I guess that…makes perfect sense. But then if the outerKernelDynamic is changed to launch on multiple threads as usual as
function outerKernelDynamic()
outerThread = threadIdx().x
@cuda dynamic=true threads=threadCount innerKernel(outerThread)
return
end
there’s the big wall of an error
ERROR: LoadError: GPUCompiler.InvalidIRError(GPUCompiler.CompilerJob{GPUCompiler.PTXCompilerTarget, CUDA.CUDACompilerParams}(MethodInstance for outerKernelDynamic(), GPUCompiler.CompilerConfig{GPUCompiler.PTXCompilerTarget, CUDA.CUDACompilerParams}(GPUCompiler.PTXCompilerTarget(v"8.6.0", v"7.8.0", true, nothing, nothing, nothing, nothing, false, nothing, nothing), CUDA.CUDACompilerParams(v"8.6.0", v"8.5.0"), true, nothing, :specfunc, false, 2), 0x0000000000006897), Tuple{String, Vector{Base.StackTraces.StackFrame}, Any}[(“call to an unknown function”, [macro expansion at execution.jl:96, outerKernelDynamic at dynamic_kernel_test.jl:19], “jl_f_tuple”), (“call to an unknown function”, [NamedTuple at boot.jl:727, macro expansion at execution.jl:96, outerKernelDynamic at dynamic_kernel_test.jl:19], “jl_f_apply_type”), (“call to an unknown function”, [NamedTuple at boot.jl:727, macro expansion at execution.jl:96, outerKernelDynamic at dynamic_kernel_test.jl:19], “ijl_new_structv”), (“dynamic function invocation”, [macro expansion at execution.jl:96, outerKernelDynamic at dynamic_kernel_test.jl:19], Core.kwcall)])

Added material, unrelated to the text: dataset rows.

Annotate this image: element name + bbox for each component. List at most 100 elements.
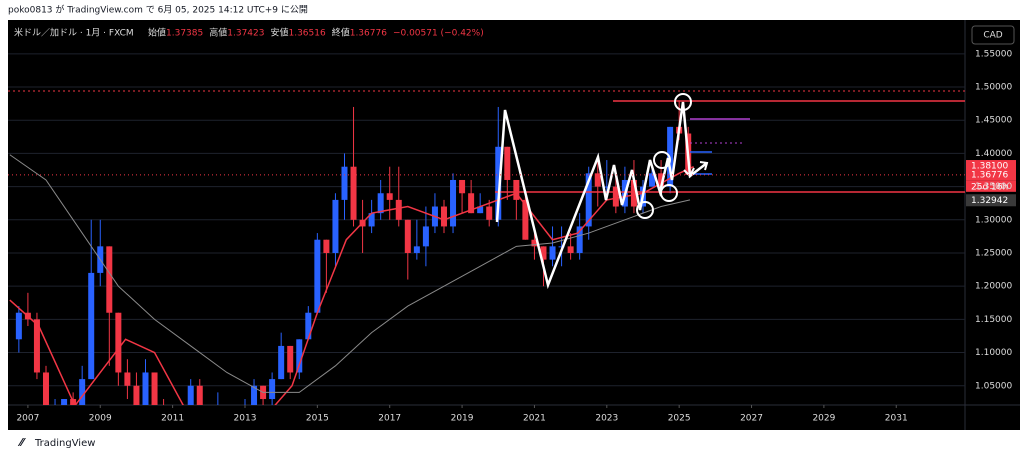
y-tick-label: 1.25000 [975, 248, 1012, 258]
candle-body [567, 246, 574, 253]
moving-average [9, 154, 691, 393]
candle-body [323, 239, 330, 253]
x-tick-label: 2029 [812, 414, 835, 424]
x-tick-label: 2021 [523, 414, 546, 424]
y-tick-label: 1.10000 [975, 348, 1012, 358]
price-tag [966, 194, 1016, 207]
drawings [8, 90, 965, 290]
y-tick-label: 1.20000 [975, 282, 1012, 292]
x-tick-label: 2025 [668, 414, 691, 424]
price-tag-label: 1.32942 [971, 196, 1008, 206]
legend-label: 高値 [209, 27, 227, 39]
candle-body [594, 173, 601, 187]
candle-body [522, 199, 529, 240]
candle-body [350, 166, 357, 220]
publisher: poko0813 が TradingView.com で 6月 05, 2025… [8, 4, 308, 16]
circle [660, 184, 678, 202]
candle-body [477, 206, 484, 214]
candle-body [459, 179, 466, 194]
candle-body [187, 385, 194, 405]
candle-body [341, 166, 348, 200]
candle-body [115, 312, 122, 373]
candle-body [603, 186, 610, 188]
candle-body [576, 226, 583, 253]
candle-body [287, 345, 294, 373]
y-tick-label: 1.05000 [975, 381, 1012, 391]
candle-body [33, 319, 40, 373]
x-tick-label: 2031 [885, 414, 908, 424]
zigzag [495, 101, 708, 290]
candle-body [649, 173, 656, 187]
candle-body [368, 213, 375, 227]
x-tick-label: 2015 [306, 414, 329, 424]
candle-body [540, 246, 547, 260]
candle-body [612, 186, 619, 207]
chart-panel [8, 20, 1020, 430]
price-tag-label: 1.36776 [971, 170, 1008, 180]
countdown: 25d 16h [971, 182, 1008, 192]
candle-body [422, 226, 429, 247]
candle-body [468, 193, 475, 214]
candle-body [450, 179, 457, 227]
currency-button[interactable] [971, 25, 1015, 45]
chart-title: 米ドル／加ドル · 1月 · FXCM [14, 27, 134, 39]
candle-body [296, 339, 303, 373]
candle-body [269, 379, 276, 400]
candle-body [513, 179, 520, 200]
legend-label: 始値 [148, 27, 166, 39]
y-tick-label: 1.55000 [975, 49, 1012, 59]
x-tick-label: 2023 [595, 414, 618, 424]
candle-body [305, 312, 312, 340]
circle [653, 151, 671, 169]
currency[interactable]: CAD [983, 31, 1002, 41]
candle-body [278, 345, 285, 380]
y-tick-label: 1.50000 [975, 83, 1012, 93]
candle-body [504, 146, 511, 180]
arrow-head [699, 161, 709, 171]
legend-value: 1.37423 [227, 29, 264, 39]
candle-body [440, 206, 447, 227]
brand: TradingView [34, 438, 95, 449]
x-tick-label: 2017 [378, 414, 401, 424]
legend-value: −0.00571 (−0.42%) [393, 29, 484, 39]
candle-body [413, 246, 420, 253]
legend-value: 1.37385 [166, 29, 203, 39]
candle-body [531, 239, 538, 247]
x-tick-label: 2011 [161, 414, 184, 424]
y-tick-label: 1.15000 [975, 315, 1012, 325]
plot-area [8, 53, 965, 405]
candle-body [61, 399, 68, 405]
y-tick-label: 1.35000 [975, 182, 1012, 192]
y-tick-label: 1.40000 [975, 149, 1012, 159]
legend-value: 1.36516 [288, 29, 325, 39]
candle-body [79, 379, 86, 405]
candle-body [630, 179, 637, 207]
price-tag [966, 168, 1016, 181]
candle-body [658, 173, 665, 187]
legend-label: 安値 [270, 27, 288, 39]
circle [674, 93, 692, 111]
candle-body [142, 372, 149, 405]
candle-body [133, 385, 140, 405]
candle-body [395, 199, 402, 220]
candle-body [332, 199, 339, 253]
legend-value: 1.36776 [350, 29, 387, 39]
candle-body [124, 372, 131, 386]
candle-body [486, 206, 493, 220]
candle-body [404, 219, 411, 253]
arrow-head [683, 167, 695, 178]
candle-body [377, 193, 384, 214]
y-tick-label: 1.30000 [975, 215, 1012, 225]
countdown-bg [966, 180, 1016, 192]
circle [636, 201, 654, 219]
x-tick-label: 2019 [451, 414, 474, 424]
brand: ⁄⁄ [17, 436, 27, 449]
candle-body [106, 246, 113, 313]
x-tick-label: 2007 [16, 414, 39, 424]
legend-label: 終値 [332, 27, 350, 39]
x-tick-label: 2013 [234, 414, 257, 424]
moving-average [9, 166, 694, 405]
candle-body [314, 239, 321, 313]
candle-body [196, 385, 203, 405]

threadCount is not defined in your kernel, as should be shown by the error (Reason: unsupported use of an undefined name (use of 'threadCount')). You could either forward that as an arg, or look up the block size.
On further thought, this makes perfect sense (I think?). Basically, it’s because there is no variable threadCount on the device as it’s not automatically inferred or copied from the host process/shared memory to the device process/shared memory?
I find it interesting that while there’s the distinction between host and device arrays with Array being called from and stored on the host, and CuArray that’s called from the host and stored on the device, and CuDeviceArray which is called from and stored on the device (as far as I understand), there’s seemingly no distinction between host and device scalars as, say. Float32 that’s called from and stored on the host, and likewise CuFloat32 and CuDevice32 to communicate that these are stored and otherwise accessible to functions on the device.
All to say, making the process explicit with something like
threadCount = Float32(10.) # accessible on the host
threadCountDevice = cu(threadCount) # CuFloat32 accessible on the device
is at least an interesting thought to me for the sake of consistency. I’m sure there’s a good reason, I just find the inconsistency interesting.